Voilà encore un nouveau livre sur la question de la langue et du langage. Nous pensons tous parler tous, nous pensons tous communiquer, et beaucoup d’entre nous s’imaginons bien le faire, mais qu’en est-il vraiment de nos capacités de comprendre l’autre au travers de ce qu’il nous conte ?
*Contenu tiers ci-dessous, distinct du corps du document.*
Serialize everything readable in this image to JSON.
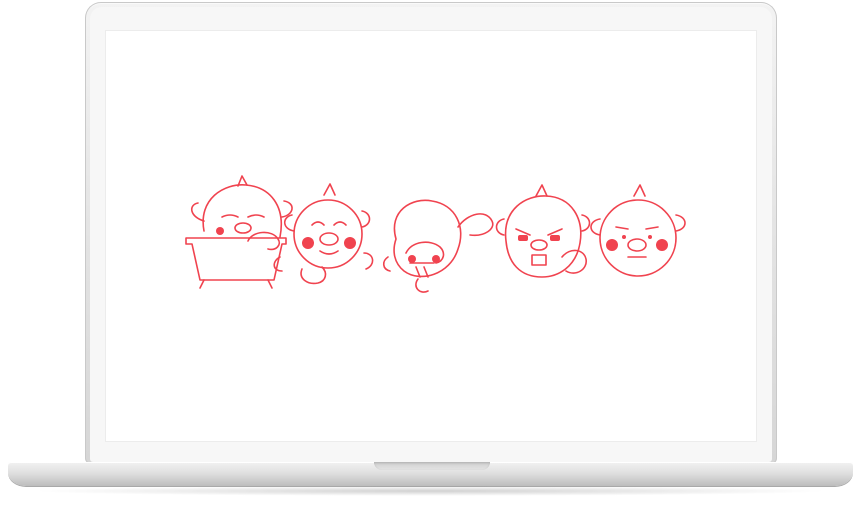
{
  "device": {
    "type": "laptop",
    "finish": "silver"
  },
  "screen": {
    "background": "#ffffff"
  },
  "artwork": {
    "line_color": "#f0434f",
    "figure_count": 5,
    "figures": [
      {
        "pose": "relaxing-in-bathtub"
      },
      {
        "pose": "smiling-waving"
      },
      {
        "pose": "face-planting-rolling"
      },
      {
        "pose": "angry-pointing"
      },
      {
        "pose": "skeptical-frown"
      }
    ]
  }
}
Après plusieurs années de pratique de la psychologie, je peux vous dire d’expérience que notre vieux Papi Lacan, avait peut-être bel et bien raison, il n’y a pas de communication entre les hommes… Tout le monde partant de l’idée que l’autre va comprendre ce qu’il va dire et réussir à entendre, sans même se poser la question… Est-ce que je suis compréhensible ?

 

Divan : 9/10

 

Résumé :

Après 33 ans d’enseignement de la littérature, je me méfie toujours du sens obligatoire des mots et, ces dernières années, je me suis tourné tout naturellement vers une langue ancienne qui utilise les procédés de la langue imagée afin d’aider le lecteur à trouver le sens du réel au lieu de le lui dire en l’assommant avec le sens « propre ». Cette langue du Moyen Âge, c’est la langue des oiseaux et il m’est apparu qu’elle reste très moderne puisque je ne suis plus sûr que la mentalité médiévale soit si loin que cela…
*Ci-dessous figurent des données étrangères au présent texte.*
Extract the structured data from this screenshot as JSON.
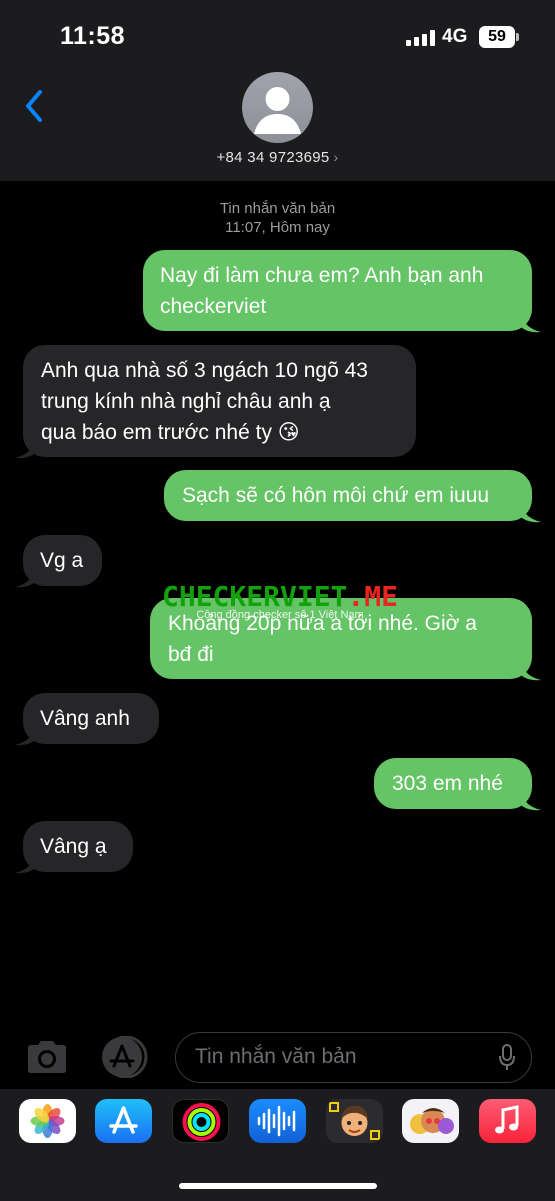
{
  "status": {
    "time": "11:58",
    "network": "4G",
    "battery": "59"
  },
  "contact": {
    "number": "+84 34 9723695",
    "chevron": "›"
  },
  "thread": {
    "type_label": "Tin nhắn văn bản",
    "timestamp": "11:07, Hôm nay"
  },
  "messages": [
    {
      "dir": "out",
      "lines": [
        "Nay đi làm chưa em? Anh bạn anh",
        "checkerviet"
      ]
    },
    {
      "dir": "in",
      "lines": [
        "Anh qua nhà số 3 ngách 10 ngõ 43",
        "trung kính nhà nghỉ châu anh ạ",
        "qua báo em trước nhé ty 😘"
      ]
    },
    {
      "dir": "out",
      "lines": [
        "Sạch sẽ có hôn môi chứ em iuuu"
      ]
    },
    {
      "dir": "in",
      "lines": [
        "Vg a"
      ]
    },
    {
      "dir": "out",
      "lines": [
        "Khoảng 20p nữa a tới nhé. Giờ a",
        "bđ đi"
      ]
    },
    {
      "dir": "in",
      "lines": [
        "Vâng anh"
      ]
    },
    {
      "dir": "out",
      "lines": [
        "303 em nhé"
      ]
    },
    {
      "dir": "in",
      "lines": [
        "Vâng ạ"
      ]
    }
  ],
  "watermark": {
    "part1": "CHECKERVIET",
    "part2": ".ME",
    "subtitle": "Cộng đồng checker số 1 Việt Nam"
  },
  "composer": {
    "placeholder": "Tin nhắn văn bản"
  },
  "colors": {
    "outgoing_bubble": "#65c466",
    "incoming_bubble": "#262628",
    "accent": "#0a84ff"
  },
  "app_strip": [
    "photos-icon",
    "app-store-icon",
    "fitness-icon",
    "voice-memo-icon",
    "memoji-icon",
    "memoji-stickers-icon",
    "music-icon"
  ]
}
La langue des oiseaux, c’est la langue des anciens alchimistes qui l’employaient afin d’exprimer un propos transgressif sans se faire emprisonner ou tuer par les bonnes âmes de l’époque. Avec leur utilisation des jeux de mots, des rébus, des expressions populaires, avec leur emploi des mots dans leur sens étymologique ou leur invention de néologismes de ceux qui l’imposaient. Ils montraient un nouveau sens, une nouvelle façon de comprendre la réalité.
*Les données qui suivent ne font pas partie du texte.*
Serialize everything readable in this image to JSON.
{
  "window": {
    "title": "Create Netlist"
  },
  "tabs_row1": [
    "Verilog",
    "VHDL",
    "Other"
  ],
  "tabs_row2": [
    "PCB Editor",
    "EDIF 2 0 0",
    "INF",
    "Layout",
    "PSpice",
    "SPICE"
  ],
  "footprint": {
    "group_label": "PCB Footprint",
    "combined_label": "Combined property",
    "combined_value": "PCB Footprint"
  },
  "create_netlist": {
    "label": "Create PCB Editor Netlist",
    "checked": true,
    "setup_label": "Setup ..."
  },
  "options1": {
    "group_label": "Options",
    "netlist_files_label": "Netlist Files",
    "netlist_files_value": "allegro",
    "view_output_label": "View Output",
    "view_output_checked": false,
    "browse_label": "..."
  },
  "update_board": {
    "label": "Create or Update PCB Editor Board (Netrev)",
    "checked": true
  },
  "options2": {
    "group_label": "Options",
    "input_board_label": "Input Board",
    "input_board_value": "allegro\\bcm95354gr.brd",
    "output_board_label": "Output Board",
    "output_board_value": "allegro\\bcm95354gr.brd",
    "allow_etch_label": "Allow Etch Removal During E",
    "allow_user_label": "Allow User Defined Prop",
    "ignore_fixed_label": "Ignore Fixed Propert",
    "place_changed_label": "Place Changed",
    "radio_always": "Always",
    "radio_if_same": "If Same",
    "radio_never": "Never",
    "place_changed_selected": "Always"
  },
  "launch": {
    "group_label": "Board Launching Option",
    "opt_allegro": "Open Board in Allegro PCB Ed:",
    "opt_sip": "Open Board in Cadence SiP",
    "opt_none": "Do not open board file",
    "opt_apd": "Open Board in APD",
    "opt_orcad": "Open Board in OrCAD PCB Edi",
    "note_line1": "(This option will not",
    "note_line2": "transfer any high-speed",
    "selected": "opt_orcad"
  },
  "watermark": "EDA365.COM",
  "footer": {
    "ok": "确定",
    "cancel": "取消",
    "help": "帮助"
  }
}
À mon tour, j’emploierai dans ce livre leurs procédés d’une langue multiforme pour expliquer ce monde qui me semble avoir plusieurs sens. Le but n’est plus celui de la rigidité du sens, au contraire. La loi de l’analogie est donc remise à l’honneur pour rapprocher des catégories créées artificiellement. La division entre une langue prétendument claire et une langue dite imagée n’a pas lieu d’être. C’est une différence d’emploi et d’interrogations plus que de vérité des mots.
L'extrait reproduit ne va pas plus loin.